Of the various discussions circulating about the TPP, there has been little regarding the environmental impact of this agreement. According to the following article, (http://www.sierraclub.org/lay-of-the-land/2015/09/four-reasons-not-trust-tpp-save-endangered-animals) the TPP will not protect nature in any way. Negotiators claim the TPP will “help protect endangered wildlife like rhinos and elephants.” Author Ben Beachy gives fours clear reasons to not believe this statement. His first claim is deals similar to the TPP that have been signed in the past did not live up to their promises. For instance, years ago President Clinton guaranteed NAFTA (North American Free Trade Agreement) would help protect the environment; however, it turned out to be a catalyst for fossil-fuel agribusiness expansion. There was a deal signed between the U.S. and Peru in 2007 which was said to help promote legal timber trade, yet illegal trade of timber increased.
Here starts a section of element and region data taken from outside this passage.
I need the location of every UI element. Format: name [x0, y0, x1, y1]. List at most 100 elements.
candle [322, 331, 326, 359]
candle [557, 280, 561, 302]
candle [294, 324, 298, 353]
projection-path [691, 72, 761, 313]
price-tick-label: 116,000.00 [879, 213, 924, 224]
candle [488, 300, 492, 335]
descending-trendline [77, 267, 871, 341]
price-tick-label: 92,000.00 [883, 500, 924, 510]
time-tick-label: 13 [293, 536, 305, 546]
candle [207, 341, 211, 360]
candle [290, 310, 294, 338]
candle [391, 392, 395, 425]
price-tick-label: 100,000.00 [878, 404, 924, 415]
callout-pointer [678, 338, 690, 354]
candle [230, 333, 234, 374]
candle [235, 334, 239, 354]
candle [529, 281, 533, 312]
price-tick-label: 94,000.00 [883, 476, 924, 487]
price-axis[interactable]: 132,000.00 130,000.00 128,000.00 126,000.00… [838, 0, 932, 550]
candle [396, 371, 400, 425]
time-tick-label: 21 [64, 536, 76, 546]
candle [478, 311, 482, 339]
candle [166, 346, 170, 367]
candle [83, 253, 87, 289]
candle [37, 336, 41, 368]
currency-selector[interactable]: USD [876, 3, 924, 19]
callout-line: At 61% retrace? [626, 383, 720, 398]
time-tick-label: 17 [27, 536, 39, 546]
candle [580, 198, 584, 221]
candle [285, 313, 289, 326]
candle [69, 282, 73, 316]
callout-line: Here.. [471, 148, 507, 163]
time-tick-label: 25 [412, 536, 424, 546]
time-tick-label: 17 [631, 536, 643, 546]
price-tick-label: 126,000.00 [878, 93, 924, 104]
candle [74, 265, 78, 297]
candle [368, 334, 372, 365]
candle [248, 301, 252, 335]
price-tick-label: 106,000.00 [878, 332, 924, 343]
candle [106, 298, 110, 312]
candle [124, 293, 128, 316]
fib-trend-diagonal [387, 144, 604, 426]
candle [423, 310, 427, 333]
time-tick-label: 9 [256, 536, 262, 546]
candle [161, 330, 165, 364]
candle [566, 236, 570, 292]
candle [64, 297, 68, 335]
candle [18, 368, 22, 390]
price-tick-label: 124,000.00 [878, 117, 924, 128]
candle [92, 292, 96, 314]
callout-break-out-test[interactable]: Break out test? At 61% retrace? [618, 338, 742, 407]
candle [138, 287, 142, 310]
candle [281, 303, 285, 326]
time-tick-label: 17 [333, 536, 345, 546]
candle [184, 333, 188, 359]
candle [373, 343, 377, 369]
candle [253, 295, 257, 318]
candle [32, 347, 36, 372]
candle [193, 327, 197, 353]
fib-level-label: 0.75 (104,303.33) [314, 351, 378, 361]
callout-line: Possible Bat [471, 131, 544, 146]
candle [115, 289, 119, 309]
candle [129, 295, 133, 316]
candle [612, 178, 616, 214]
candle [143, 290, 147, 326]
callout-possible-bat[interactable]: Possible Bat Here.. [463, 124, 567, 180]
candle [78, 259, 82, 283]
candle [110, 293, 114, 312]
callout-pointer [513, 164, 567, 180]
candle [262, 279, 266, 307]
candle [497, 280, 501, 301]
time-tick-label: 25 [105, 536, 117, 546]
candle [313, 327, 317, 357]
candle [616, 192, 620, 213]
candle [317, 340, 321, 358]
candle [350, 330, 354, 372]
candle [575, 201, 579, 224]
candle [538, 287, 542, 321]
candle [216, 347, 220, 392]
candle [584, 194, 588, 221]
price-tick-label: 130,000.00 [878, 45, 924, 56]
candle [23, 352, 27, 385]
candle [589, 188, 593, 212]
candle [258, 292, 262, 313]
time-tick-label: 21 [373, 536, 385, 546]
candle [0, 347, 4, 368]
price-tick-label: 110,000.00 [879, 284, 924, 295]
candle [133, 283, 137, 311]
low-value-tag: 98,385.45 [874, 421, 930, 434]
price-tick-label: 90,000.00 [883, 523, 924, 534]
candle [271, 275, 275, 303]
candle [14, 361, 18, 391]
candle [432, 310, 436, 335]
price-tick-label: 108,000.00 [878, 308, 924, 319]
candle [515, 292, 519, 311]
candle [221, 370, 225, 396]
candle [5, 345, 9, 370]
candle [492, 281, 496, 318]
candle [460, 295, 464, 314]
Beachy goes on to make claims stating that the TPP’s environmental terms aren’t nearly as strict as they should be, its provisions are a major threat to endangered species, and there are alternative solutions to counteract the TPP’s danger toward animal and their habitat, but nothing is being done to limit its power. If the TPP get’s signed this year, it will be interesting to see if it will have a negative impact, and if so, how much of a negative impact it will have on animals’ environment.